While hiking, the group discovers a hidden Triad drug lab and are discovered after Jon trips an IED, mortally wounding him. Lee fights off the Triads to buy time for his sons to escape. Travis and Luke are kidnapped by the Triads business partners, a ruthless biker gang led by Dobbs Ryker. Lee tries to rescue them but is interrupted by a DEA raid and is arrested.

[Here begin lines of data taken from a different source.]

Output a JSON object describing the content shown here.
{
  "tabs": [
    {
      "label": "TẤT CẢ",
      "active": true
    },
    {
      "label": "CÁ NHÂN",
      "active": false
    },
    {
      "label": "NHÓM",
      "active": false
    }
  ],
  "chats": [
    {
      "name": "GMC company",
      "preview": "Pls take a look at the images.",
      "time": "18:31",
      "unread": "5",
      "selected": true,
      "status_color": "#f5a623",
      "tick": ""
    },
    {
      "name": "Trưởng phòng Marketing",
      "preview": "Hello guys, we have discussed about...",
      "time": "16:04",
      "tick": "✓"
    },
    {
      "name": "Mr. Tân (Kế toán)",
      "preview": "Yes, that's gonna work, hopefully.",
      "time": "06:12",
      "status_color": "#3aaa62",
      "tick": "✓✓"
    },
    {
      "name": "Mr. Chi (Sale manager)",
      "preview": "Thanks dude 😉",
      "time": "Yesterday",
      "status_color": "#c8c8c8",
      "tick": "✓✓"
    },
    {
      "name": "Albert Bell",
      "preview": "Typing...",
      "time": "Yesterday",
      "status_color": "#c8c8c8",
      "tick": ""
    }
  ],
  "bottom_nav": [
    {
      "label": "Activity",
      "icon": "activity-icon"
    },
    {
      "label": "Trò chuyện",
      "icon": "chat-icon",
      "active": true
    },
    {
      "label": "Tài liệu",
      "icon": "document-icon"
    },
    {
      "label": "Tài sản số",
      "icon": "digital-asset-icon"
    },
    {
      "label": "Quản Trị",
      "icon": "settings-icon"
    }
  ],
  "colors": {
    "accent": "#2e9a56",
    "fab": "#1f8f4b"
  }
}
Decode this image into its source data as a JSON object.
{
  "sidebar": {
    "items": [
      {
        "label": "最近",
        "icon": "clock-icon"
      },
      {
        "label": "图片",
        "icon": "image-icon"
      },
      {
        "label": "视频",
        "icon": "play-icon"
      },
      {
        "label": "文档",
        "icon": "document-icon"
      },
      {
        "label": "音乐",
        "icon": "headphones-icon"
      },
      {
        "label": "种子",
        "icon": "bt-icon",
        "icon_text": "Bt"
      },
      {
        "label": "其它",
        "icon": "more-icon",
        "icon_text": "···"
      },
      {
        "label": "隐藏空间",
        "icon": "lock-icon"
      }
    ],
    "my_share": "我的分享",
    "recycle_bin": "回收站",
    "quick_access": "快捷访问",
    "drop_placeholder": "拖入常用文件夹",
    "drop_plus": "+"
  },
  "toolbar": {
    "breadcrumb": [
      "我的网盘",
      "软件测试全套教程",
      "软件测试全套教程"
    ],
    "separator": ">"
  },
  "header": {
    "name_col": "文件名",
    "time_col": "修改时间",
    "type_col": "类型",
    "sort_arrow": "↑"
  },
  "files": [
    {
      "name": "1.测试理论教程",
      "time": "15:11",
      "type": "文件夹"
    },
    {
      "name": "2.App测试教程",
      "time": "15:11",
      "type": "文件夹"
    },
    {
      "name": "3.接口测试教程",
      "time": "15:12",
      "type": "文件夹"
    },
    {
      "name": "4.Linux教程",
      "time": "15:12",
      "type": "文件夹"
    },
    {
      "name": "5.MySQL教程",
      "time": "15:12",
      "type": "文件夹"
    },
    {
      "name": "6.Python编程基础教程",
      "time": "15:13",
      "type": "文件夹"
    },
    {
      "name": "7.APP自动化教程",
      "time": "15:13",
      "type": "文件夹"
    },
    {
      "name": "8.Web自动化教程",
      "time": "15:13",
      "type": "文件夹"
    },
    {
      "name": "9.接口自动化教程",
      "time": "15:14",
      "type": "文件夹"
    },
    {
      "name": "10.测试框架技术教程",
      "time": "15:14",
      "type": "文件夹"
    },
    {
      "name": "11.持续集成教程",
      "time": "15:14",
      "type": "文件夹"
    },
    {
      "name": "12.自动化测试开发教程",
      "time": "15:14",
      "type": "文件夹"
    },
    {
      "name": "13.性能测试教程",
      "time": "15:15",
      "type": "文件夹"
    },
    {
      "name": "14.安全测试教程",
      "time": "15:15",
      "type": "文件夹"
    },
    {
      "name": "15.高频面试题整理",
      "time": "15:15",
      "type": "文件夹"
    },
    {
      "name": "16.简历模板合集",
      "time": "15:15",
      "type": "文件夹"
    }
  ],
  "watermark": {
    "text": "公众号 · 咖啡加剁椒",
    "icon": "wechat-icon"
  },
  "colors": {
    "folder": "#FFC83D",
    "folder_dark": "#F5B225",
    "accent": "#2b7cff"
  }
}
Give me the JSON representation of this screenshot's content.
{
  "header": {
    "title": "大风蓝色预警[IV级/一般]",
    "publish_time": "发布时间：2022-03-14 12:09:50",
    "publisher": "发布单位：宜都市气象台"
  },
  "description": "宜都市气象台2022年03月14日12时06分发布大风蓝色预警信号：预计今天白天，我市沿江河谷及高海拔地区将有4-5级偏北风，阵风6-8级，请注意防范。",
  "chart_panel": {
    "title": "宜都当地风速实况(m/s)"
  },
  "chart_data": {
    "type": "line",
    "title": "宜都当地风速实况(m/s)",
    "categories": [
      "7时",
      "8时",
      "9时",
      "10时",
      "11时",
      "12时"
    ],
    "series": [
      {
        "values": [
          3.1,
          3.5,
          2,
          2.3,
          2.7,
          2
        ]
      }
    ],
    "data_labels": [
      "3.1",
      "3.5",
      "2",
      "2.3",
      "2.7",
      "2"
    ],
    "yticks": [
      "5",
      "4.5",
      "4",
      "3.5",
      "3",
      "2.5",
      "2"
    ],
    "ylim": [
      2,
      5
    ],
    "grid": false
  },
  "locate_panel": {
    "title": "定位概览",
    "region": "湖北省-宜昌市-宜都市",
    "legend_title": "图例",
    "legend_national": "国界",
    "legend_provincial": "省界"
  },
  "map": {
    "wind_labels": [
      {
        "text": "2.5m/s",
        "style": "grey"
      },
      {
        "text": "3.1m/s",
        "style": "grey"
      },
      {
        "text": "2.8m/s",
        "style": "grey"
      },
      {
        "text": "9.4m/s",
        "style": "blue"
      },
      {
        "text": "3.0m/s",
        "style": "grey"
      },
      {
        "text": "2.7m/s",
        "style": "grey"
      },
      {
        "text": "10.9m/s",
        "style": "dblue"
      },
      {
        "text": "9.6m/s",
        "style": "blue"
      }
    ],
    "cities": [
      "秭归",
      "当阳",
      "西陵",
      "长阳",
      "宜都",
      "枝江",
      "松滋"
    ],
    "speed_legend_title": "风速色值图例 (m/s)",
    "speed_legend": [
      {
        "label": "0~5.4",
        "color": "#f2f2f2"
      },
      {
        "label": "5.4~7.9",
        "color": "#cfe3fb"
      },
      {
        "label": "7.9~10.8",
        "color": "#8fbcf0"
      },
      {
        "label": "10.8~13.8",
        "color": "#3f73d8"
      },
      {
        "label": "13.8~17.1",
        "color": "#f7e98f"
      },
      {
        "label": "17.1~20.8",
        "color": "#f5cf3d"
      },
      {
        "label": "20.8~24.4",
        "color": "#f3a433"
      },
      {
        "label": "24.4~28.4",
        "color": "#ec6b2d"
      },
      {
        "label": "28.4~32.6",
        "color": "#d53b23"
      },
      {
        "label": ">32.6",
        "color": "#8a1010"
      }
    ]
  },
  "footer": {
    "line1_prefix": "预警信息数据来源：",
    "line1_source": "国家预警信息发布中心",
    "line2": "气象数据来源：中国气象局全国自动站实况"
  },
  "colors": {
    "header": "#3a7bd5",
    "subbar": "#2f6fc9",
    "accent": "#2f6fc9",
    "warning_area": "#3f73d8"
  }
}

Lee breaks out of jail with help from the Sheriff and tracks Dobbs to an abandoned lumber mill where he fights his way to his sons. Lee is able to free Travis but Dobbs escapes with Luke as the DEA arrives. Lee and Travis meet Sean, an Army Ranger who Lee served with in Afghanistan. Sean tells Travis that Lee saved him from an ambush on his last tour but was captured by the Taliban and tortured for a year until he could escape.

Lee decides to break Dobbs’s father Kendrick out of prison to trade him for Luke. Lee parachutes into the prison disguised as a guard and starts a riot as cover to escape with Kendrick. Lee duct tapes a shotgun to Kendrick and arrives at Dobbs’s drug warehouse. As Dobbs agrees to swap his father for Luke, Kendrick stabs Lee and runs away but trips causing the shotgun to fire and kills him.

Dobbs takes Luke and escapes on a helicopter as Lee fights bikers to reach them. Lee manages to reach the helicopter but the pilot is killed as Lee and Dobbs fight. As the helicopter falls, Lee kills Dobbs by kicking him out of the helicopter and parachutes to safety with Luke. With his family safe and cleared by the DEA, Lee visits the grave of his eldest son.

==Cast==
- Luke Hemsworth as Lee Gunner
- Morgan Freeman as Kendrick Ryker
- Mykel Shannon Jenkins as Dobbs
- Joseph Baena as Wally
- Grant Feely as Luke Gunner
- Connor DeWolfe as Travis Gunner
- Maurice P. Kerry as Sean Keller
- Yulia Klass as Claire

==Production==
In January 2023, it was announced that Luke Hemsworth would star in the film. The following month, Morgan Freeman joined the cast. In April 2023, Joseph Baena, Grant Feely, Connor DeWolfe and Mykel Shannon Jenkins were added to the cast.

Filming began in Birmingham, Alabama on March 30, 2023. Filming also occurred in Bessemer, Alabama in April 2023.

==Release==
Gunner was released in select theaters and on digital on August 16, 2024.

==Reception==
Jeffrey M. Anderson of Common Sense Media awarded the film two stars out of five.

Matthew Donato of Collider rated the film a 3 out of 10.